The head of Europe's rescue fund sought to entice China on
Saturday to invest in the facility by saying investors may be
protected against a fifth of initial losses and that bonds could
eventually be sold in yuan if Beijing desires.
Though China has expressed confidence that Europe can
survive its crisis, it has made no public offer to buy more
European government debt.
Xinhua, in an English-language commentary, said China could
not stand by while its largest trading partner foundered.
"Beijing's good-will gesture is a good response to those who
see China as a threatening rival to Europe. Despite differences
in politics, economy and culture, China and the EU are still
good friends and partners," it wrote.
"However, amid such an unprecedented crisis in Europe, China
can neither take up the role as a saviour to the Europeans, nor
provide a 'cure' for the European malaise," Xinhua added.
"Obviously, it is up to the European countries themselves to
tackle their financial problems. But China can do within its
capacity to help as a friend."
Such commentaries offer an insight into government thinking,
even if they do not reflect official policy.

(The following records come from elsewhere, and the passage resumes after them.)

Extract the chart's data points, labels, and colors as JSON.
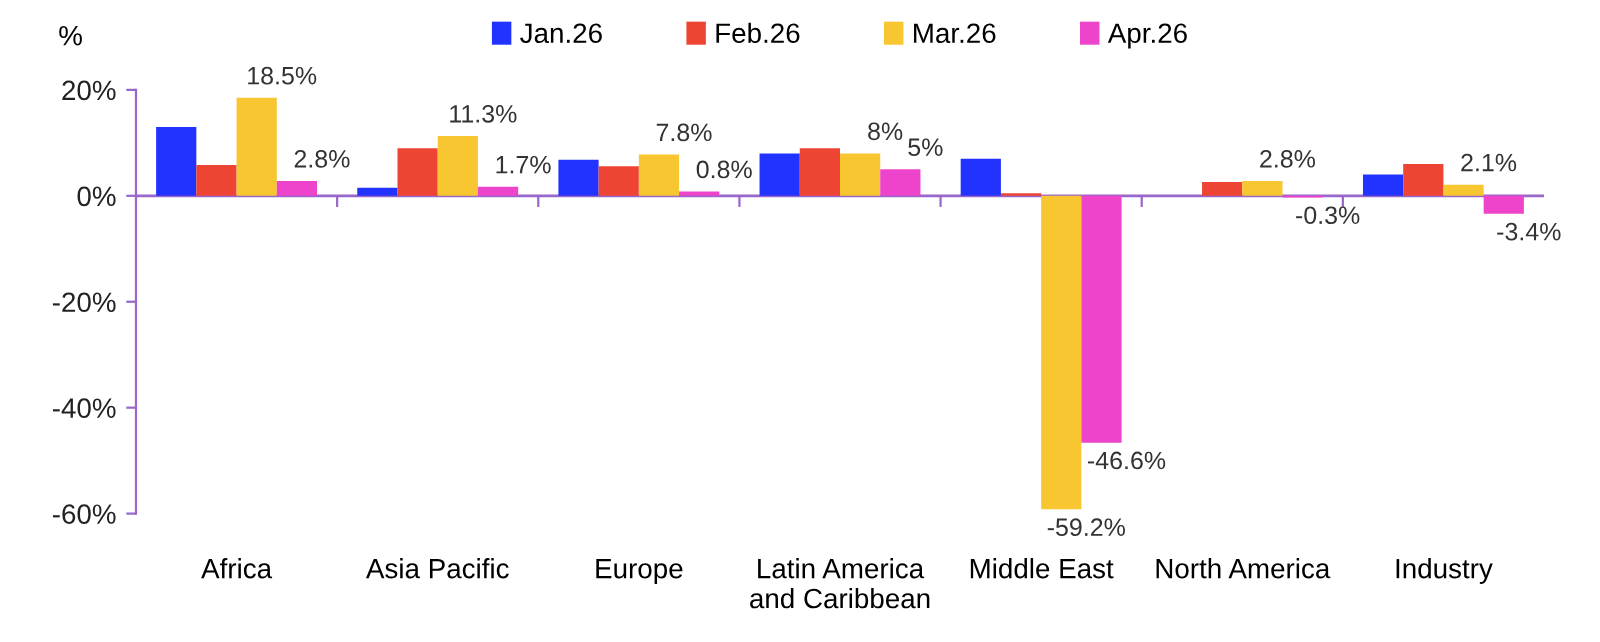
{
  "chart_data": {
    "type": "bar",
    "ylabel": "%",
    "categories": [
      "Africa",
      "Asia Pacific",
      "Europe",
      "Latin America\nand Caribbean",
      "Middle East",
      "North America",
      "Industry"
    ],
    "series": [
      {
        "name": "Jan.26",
        "color": "#2233ff",
        "values": [
          13,
          1.5,
          6.8,
          8,
          7,
          null,
          4
        ]
      },
      {
        "name": "Feb.26",
        "color": "#ee4433",
        "values": [
          5.8,
          9,
          5.6,
          9,
          0.5,
          2.6,
          6
        ]
      },
      {
        "name": "Mar.26",
        "color": "#f8c630",
        "values": [
          18.5,
          11.3,
          7.8,
          8,
          -59.2,
          2.8,
          2.1
        ],
        "value_labels": [
          "18.5%",
          "11.3%",
          "7.8%",
          "8%",
          "-59.2%",
          "2.8%",
          "2.1%"
        ]
      },
      {
        "name": "Apr.26",
        "color": "#ee44cc",
        "values": [
          2.8,
          1.7,
          0.8,
          5,
          -46.6,
          -0.3,
          -3.4
        ],
        "value_labels": [
          "2.8%",
          "1.7%",
          "0.8%",
          "5%",
          "-46.6%",
          "-0.3%",
          "-3.4%"
        ]
      }
    ],
    "ylim": [
      -60,
      20
    ],
    "yticks": [
      {
        "value": -60,
        "label": "-60%"
      },
      {
        "value": -40,
        "label": "-40%"
      },
      {
        "value": -20,
        "label": "-20%"
      },
      {
        "value": 0,
        "label": "0%"
      },
      {
        "value": 20,
        "label": "20%"
      }
    ],
    "ref_lines": [
      {
        "axis": "y",
        "value": 0,
        "color": "#9966cc"
      }
    ],
    "grid": false,
    "legend": "top"
  }
}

China's pile of $3.2 trillion in foreign exchange reserves,
the biggest in the world, keeps growing thanks to trade
surpluses and capital inflows.
Analysts estimate that China holds about a quarter of its
foreign exchange in euro assets and there are few other places
for it to park investments of such a scale.

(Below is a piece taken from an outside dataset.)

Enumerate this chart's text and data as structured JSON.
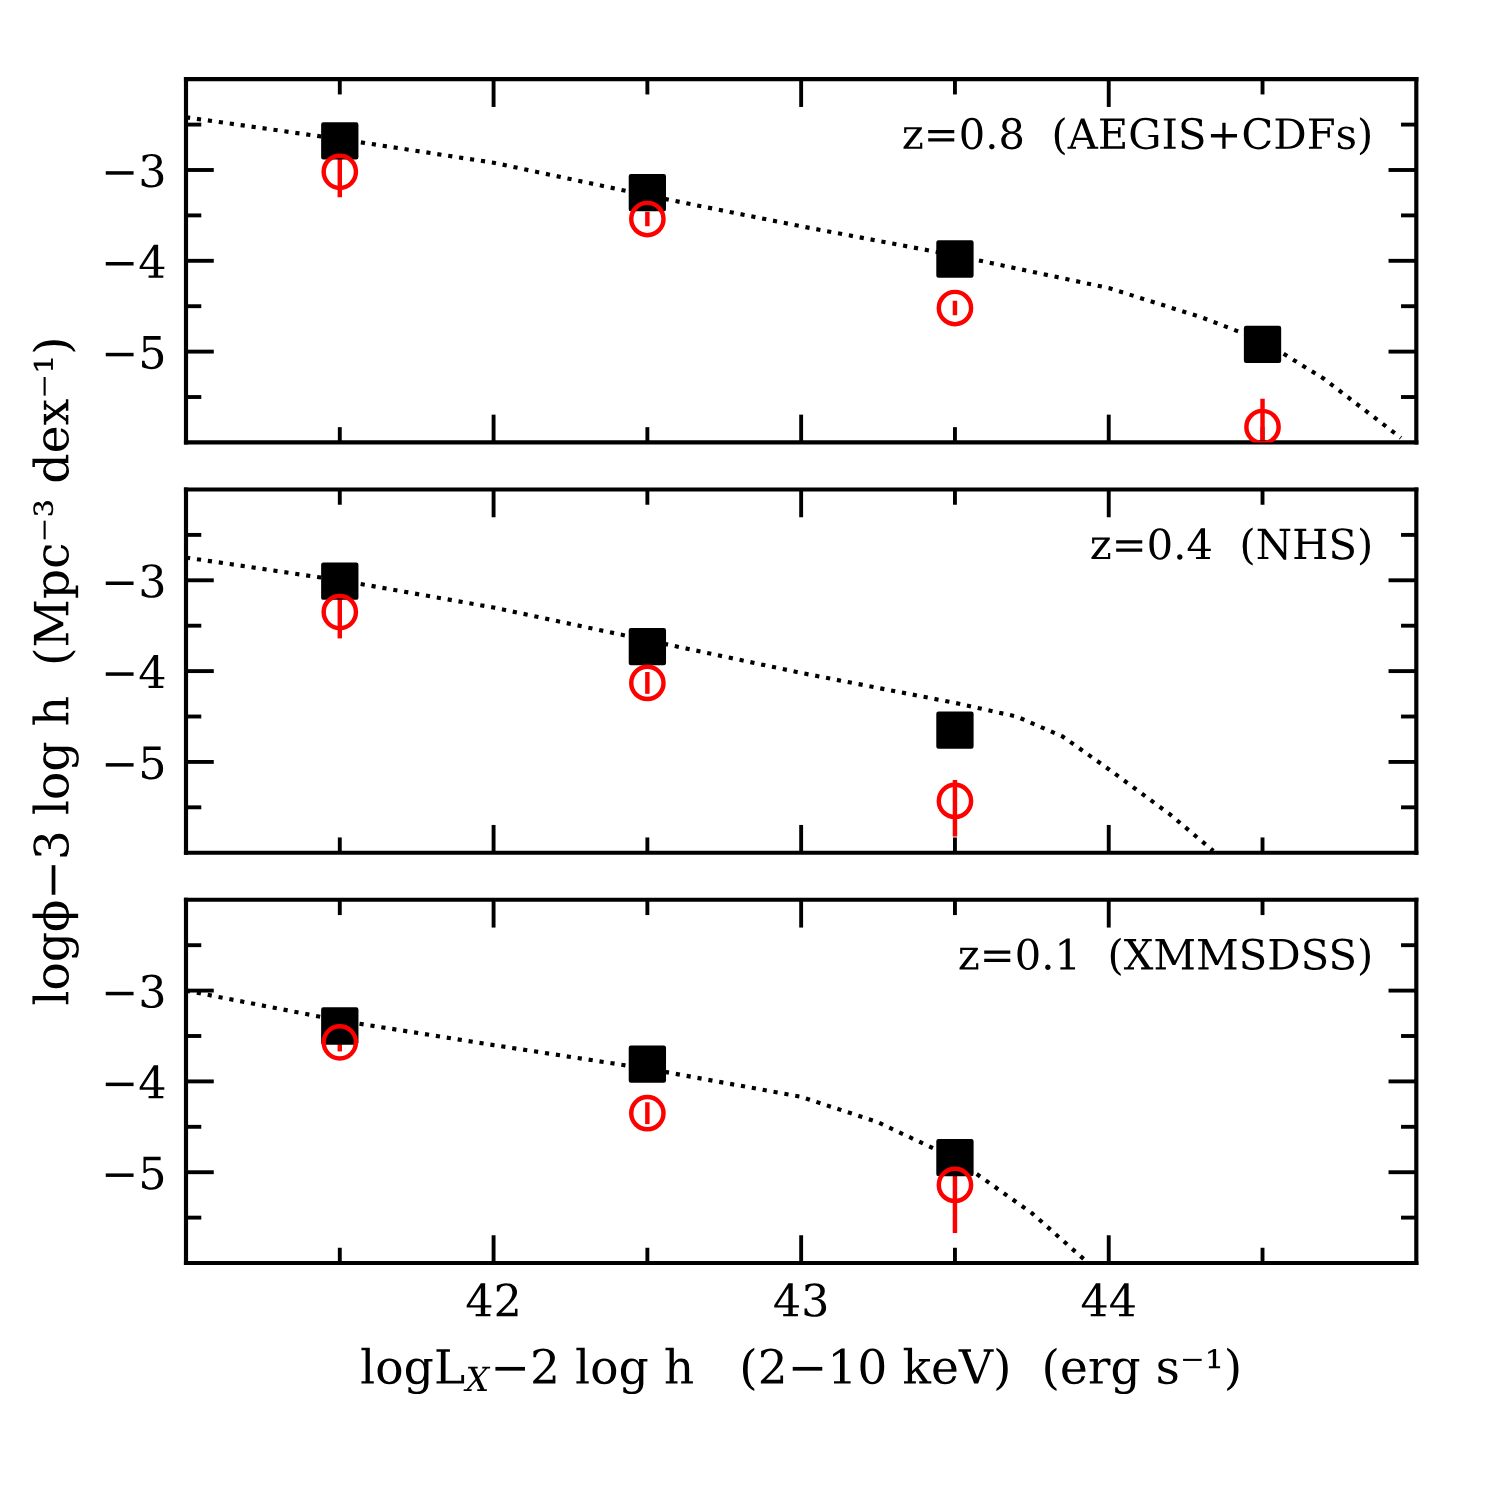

The government has said it has confidence in the euro and in
the European Union's efforts to tackle the crisis. But comments
from Chinese economists and in state media have also revealed
anxieties about the security of euro assets.

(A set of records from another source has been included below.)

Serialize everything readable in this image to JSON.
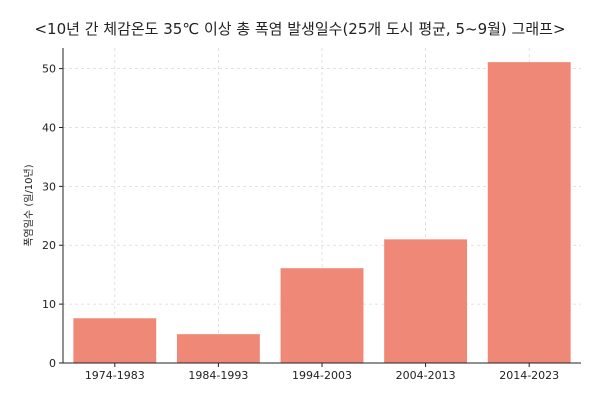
{
  "chart_data": {
    "type": "bar",
    "title": "<10년 간 체감온도 35℃ 이상 총 폭염 발생일수(25개 도시 평균, 5~9월) 그래프>",
    "xlabel": "",
    "ylabel": "폭염일수 (일/10년)",
    "categories": [
      "1974-1983",
      "1984-1993",
      "1994-2003",
      "2004-2013",
      "2014-2023"
    ],
    "values": [
      7.6,
      4.9,
      16.1,
      21.0,
      51.1
    ],
    "ylim": [
      0,
      53.5
    ],
    "yticks": [
      0,
      10,
      20,
      30,
      40,
      50
    ],
    "grid": true,
    "bar_color": "#f08878",
    "grid_color": "#d9d9d9"
  }
}
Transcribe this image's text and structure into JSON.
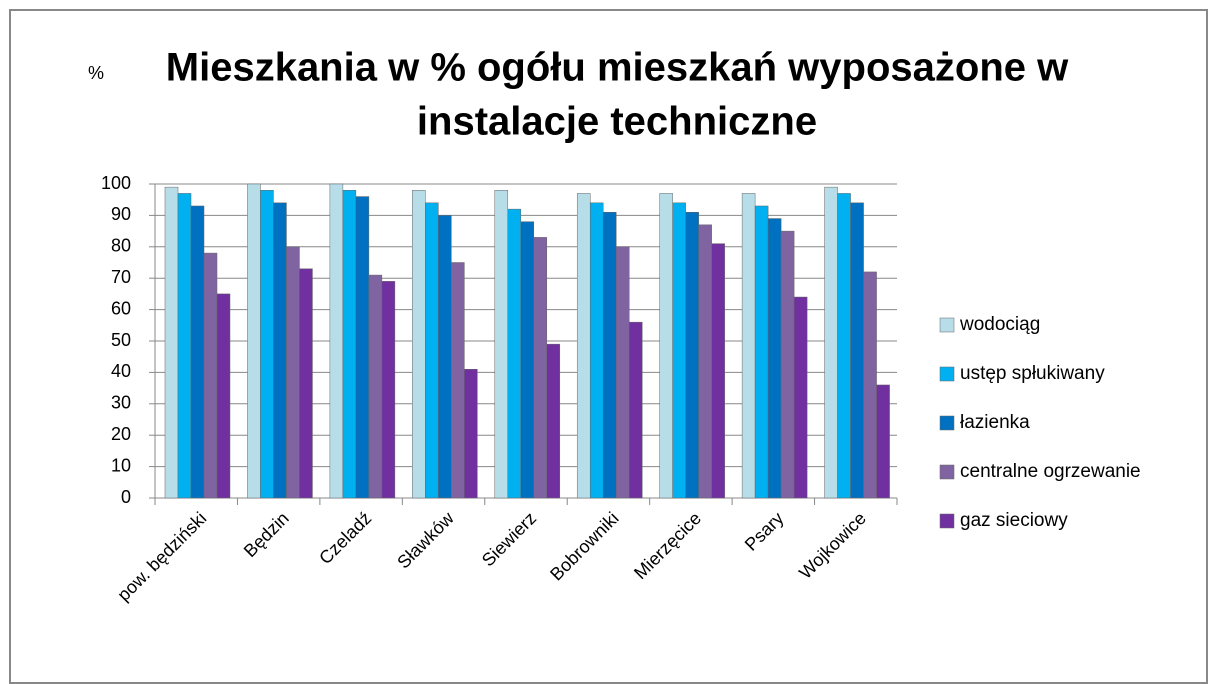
{
  "chart_data": {
    "type": "bar",
    "title": [
      "Mieszkania w %  ogółu mieszkań wyposażone w",
      "instalacje techniczne"
    ],
    "y_label": "%",
    "categories": [
      "pow. będziński",
      "Będzin",
      "Czeladź",
      "Sławków",
      "Siewierz",
      "Bobrowniki",
      "Mierzęcice",
      "Psary",
      "Wojkowice"
    ],
    "series": [
      {
        "name": "wodociąg",
        "color": "#b7dde8",
        "values": [
          99,
          100,
          100,
          98,
          98,
          97,
          97,
          97,
          99
        ]
      },
      {
        "name": "ustęp spłukiwany",
        "color": "#00b0f0",
        "values": [
          97,
          98,
          98,
          94,
          92,
          94,
          94,
          93,
          97
        ]
      },
      {
        "name": "łazienka",
        "color": "#0070c0",
        "values": [
          93,
          94,
          96,
          90,
          88,
          91,
          91,
          89,
          94
        ]
      },
      {
        "name": "centralne ogrzewanie",
        "color": "#8064a2",
        "values": [
          78,
          80,
          71,
          75,
          83,
          80,
          87,
          85,
          72
        ]
      },
      {
        "name": "gaz sieciowy",
        "color": "#7030a0",
        "values": [
          65,
          73,
          69,
          41,
          49,
          56,
          81,
          64,
          36
        ]
      }
    ],
    "ylim": [
      0,
      100
    ],
    "yticks": [
      0,
      10,
      20,
      30,
      40,
      50,
      60,
      70,
      80,
      90,
      100
    ],
    "grid": true,
    "legend": "right"
  }
}
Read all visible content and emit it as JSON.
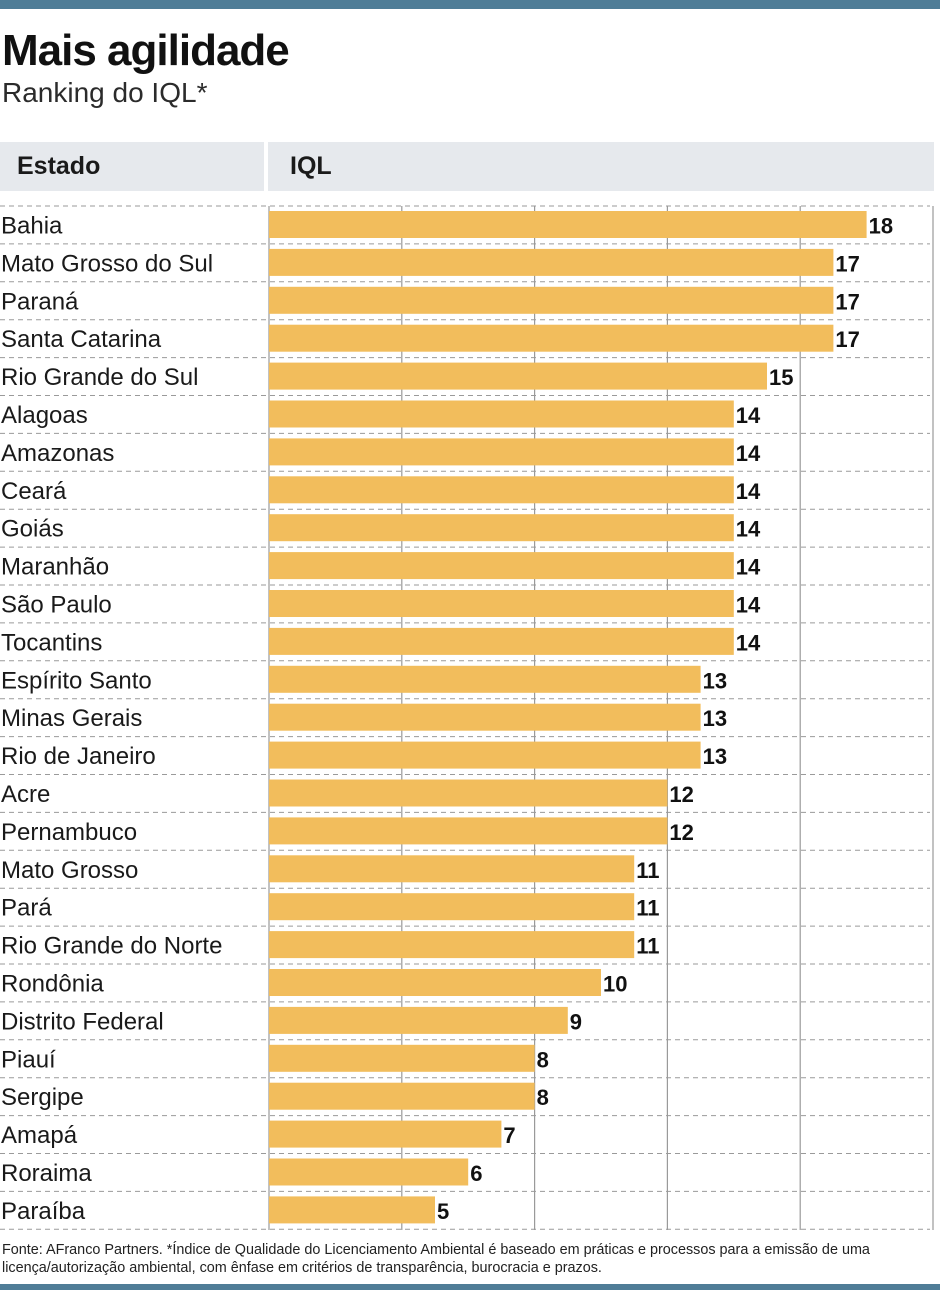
{
  "header": {
    "title": "Mais agilidade",
    "subtitle": "Ranking do IQL*",
    "col_estado": "Estado",
    "col_iql": "IQL"
  },
  "footer": {
    "source": "Fonte: AFranco Partners. *Índice de Qualidade do Licenciamento Ambiental é baseado em práticas e processos para a emissão de uma licença/autorização ambiental, com ênfase em critérios de transparência, burocracia e prazos."
  },
  "colors": {
    "bar": "#f2bd5c",
    "accent_rule": "#4f7d97",
    "header_bg": "#e6e9ed",
    "grid": "#9a9a9a"
  },
  "chart_data": {
    "type": "bar",
    "orientation": "horizontal",
    "xlim": [
      0,
      20
    ],
    "grid": true,
    "categories": [
      "Bahia",
      "Mato Grosso do Sul",
      "Paraná",
      "Santa Catarina",
      "Rio Grande do Sul",
      "Alagoas",
      "Amazonas",
      "Ceará",
      "Goiás",
      "Maranhão",
      "São Paulo",
      "Tocantins",
      "Espírito Santo",
      "Minas Gerais",
      "Rio de Janeiro",
      "Acre",
      "Pernambuco",
      "Mato Grosso",
      "Pará",
      "Rio Grande do Norte",
      "Rondônia",
      "Distrito Federal",
      "Piauí",
      "Sergipe",
      "Amapá",
      "Roraima",
      "Paraíba"
    ],
    "values": [
      18,
      17,
      17,
      17,
      15,
      14,
      14,
      14,
      14,
      14,
      14,
      14,
      13,
      13,
      13,
      12,
      12,
      11,
      11,
      11,
      10,
      9,
      8,
      8,
      7,
      6,
      5
    ]
  }
}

Expanding the European Financial Stability Facility (EFSF)
to 1 trillion euros is key to the euro zone's latest anti-crisis
plan, put together at a Eurozone summit last week.
Details on how this would be done have yet to be finalised
and European leaders are under pressure to show the plan will
Xinhua said Europe needed to make "more concerted efforts".
The G20 summit in Cannes next month should accord China the
respect it deserves, the commentary added.
"It is advisable that at the summit European leaders take
heed of the voices of emerging economies, whose remarkable
contribution to world economic recovery and growth deserves
better understanding and reciprocal treatment."